Se Nosso Senhor Jesus Cristo presente na Eucaristia, o que há de mais elevado e santo, não merece nossa máxima veneração, por que meros seres humanos deveriam merecê-la?
Nós sabemos que existem bons e santos sacerdotes, imagens do grande Sumo Sacerdote e Bom Pastor, que servem incansavelmente o povo de Deus, que trabalham de coração sincero pela sua salvação e que ajudam a tornar muito mais alegre a nossa pertença à Igreja Católica. Cada um de nós talvez conheça um, vários ou muitos bons padres assim. Sabemos também que eles são frequentemente desvalorizados, e estão sujeitos,em tempos como os nossos, a cepticismos e suspeitas imerecidas, só por causa das faltas de alguns dos seus irmãos no sacerdócio — faltas que eles próprios repudiam e condenam tanto quanto nós, leigos.
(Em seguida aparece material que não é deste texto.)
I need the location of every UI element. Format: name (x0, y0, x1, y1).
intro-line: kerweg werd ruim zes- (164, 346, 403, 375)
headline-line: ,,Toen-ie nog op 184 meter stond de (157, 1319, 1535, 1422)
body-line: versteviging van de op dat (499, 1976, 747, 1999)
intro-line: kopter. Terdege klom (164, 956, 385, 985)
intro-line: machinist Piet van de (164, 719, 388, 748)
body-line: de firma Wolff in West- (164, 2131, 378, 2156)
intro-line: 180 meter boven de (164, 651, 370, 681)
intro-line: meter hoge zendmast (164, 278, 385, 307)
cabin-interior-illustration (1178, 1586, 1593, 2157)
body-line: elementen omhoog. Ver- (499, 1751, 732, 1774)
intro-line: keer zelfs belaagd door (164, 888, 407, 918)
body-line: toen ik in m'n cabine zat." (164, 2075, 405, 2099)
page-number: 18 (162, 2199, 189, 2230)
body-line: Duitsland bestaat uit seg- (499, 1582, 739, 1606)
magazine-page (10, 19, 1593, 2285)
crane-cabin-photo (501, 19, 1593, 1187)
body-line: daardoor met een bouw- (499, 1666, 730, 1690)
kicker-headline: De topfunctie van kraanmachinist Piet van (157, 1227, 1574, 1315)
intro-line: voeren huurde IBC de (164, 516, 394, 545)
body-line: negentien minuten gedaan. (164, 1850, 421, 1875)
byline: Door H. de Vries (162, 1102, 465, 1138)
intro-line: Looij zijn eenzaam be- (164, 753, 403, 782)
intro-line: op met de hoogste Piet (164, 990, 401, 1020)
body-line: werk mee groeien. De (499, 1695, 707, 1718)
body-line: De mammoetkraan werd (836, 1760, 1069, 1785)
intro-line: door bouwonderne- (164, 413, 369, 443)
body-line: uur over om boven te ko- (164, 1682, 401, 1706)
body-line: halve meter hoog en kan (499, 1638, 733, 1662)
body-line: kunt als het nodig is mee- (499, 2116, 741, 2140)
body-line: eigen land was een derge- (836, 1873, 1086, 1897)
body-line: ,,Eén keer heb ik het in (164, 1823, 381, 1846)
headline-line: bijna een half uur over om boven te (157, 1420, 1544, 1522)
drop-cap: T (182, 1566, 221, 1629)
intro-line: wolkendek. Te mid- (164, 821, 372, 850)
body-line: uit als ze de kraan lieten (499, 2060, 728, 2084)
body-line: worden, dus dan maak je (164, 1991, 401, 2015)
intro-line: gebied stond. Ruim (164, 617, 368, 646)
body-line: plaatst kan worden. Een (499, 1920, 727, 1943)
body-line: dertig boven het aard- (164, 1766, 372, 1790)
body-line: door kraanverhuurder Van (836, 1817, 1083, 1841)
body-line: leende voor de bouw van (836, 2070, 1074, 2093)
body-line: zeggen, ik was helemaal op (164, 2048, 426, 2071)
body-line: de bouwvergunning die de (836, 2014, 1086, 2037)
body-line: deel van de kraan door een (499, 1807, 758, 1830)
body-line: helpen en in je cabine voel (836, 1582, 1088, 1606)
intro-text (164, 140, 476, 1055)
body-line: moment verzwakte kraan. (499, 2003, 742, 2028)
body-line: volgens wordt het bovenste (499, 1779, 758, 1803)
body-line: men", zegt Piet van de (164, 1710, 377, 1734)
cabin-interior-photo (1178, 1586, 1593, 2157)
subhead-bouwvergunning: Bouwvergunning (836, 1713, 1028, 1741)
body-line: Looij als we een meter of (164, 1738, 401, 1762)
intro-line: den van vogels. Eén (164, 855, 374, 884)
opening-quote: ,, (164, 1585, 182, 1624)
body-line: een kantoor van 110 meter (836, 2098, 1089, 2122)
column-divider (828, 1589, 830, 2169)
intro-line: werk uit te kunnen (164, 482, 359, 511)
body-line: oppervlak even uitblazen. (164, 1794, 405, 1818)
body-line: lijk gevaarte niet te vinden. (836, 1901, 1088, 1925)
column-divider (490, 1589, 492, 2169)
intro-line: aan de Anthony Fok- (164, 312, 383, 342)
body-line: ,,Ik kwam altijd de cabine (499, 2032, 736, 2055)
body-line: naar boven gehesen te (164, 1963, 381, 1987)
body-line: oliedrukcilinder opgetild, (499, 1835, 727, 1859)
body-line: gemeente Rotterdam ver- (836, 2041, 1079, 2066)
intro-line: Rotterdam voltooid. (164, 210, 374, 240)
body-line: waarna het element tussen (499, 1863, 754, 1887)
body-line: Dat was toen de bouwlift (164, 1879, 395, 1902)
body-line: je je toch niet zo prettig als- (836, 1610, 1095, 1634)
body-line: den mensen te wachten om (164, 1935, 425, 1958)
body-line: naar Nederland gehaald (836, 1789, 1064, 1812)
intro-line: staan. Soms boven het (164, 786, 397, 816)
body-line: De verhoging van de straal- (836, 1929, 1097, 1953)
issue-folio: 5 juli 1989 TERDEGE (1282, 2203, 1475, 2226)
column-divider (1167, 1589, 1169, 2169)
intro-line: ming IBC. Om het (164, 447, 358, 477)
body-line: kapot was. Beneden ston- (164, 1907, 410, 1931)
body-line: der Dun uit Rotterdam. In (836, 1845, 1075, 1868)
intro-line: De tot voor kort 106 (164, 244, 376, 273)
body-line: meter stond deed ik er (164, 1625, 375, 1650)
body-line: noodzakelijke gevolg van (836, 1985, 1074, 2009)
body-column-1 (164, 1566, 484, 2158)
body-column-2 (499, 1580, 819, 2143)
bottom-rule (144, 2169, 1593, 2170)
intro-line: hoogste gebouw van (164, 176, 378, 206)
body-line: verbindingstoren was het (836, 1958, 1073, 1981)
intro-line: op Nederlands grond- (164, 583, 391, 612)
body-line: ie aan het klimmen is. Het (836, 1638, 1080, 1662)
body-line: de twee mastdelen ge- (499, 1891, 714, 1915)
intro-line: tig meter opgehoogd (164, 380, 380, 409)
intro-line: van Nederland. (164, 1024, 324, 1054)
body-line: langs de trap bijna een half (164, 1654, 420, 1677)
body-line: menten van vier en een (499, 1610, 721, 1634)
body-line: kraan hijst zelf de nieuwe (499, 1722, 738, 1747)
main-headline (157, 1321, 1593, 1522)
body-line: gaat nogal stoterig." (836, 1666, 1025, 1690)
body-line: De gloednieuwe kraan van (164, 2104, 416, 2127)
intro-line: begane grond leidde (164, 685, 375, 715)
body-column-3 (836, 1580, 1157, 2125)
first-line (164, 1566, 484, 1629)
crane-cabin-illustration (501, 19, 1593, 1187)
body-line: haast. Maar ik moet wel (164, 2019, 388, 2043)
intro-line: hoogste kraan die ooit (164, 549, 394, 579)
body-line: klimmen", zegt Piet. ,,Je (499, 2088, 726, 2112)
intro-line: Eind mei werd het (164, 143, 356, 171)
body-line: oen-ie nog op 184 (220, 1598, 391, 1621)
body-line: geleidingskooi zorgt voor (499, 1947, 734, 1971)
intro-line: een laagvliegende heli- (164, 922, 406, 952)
Todos, no entanto, sejam os leigos que estamos nos bancos, sejam os sacerdotes nos presbitérios, devemos nos fazer perguntas difíceis, das quais talvez a mais importante seja: como foi possível que tantos “homens de Deus”, inclusive Bispos, se tenham convertido em instrumentos do demónio? À parte das causas gerais, como a queda de Adão, a concupiscência desordenada e os perigos que acompanham toda a posição de autoridade, seria possível identificarmos alguma causa específica aos últimos 50 anos — isto é, ao período durante o qual se perpetrou a vasta maioria dos casos de abusos ligados ao clero?
Uma causa sistémica de descumprimento do dever, laxismo moral e devassidão foi a atmosfera de “antinomianismo woodstockiano”[1], ou ausência de leis, que acompanhou as reformas e deformações litúrgicas das décadas de 1960 e 1970, um período durante o qual a celebração sem controle do próprio “eu” substituiu o ideário católico de um padre submisso à disciplina de uma forma litúrgica exigente, que tivesse rubricas reverentes e inculcasse o temor a Deus.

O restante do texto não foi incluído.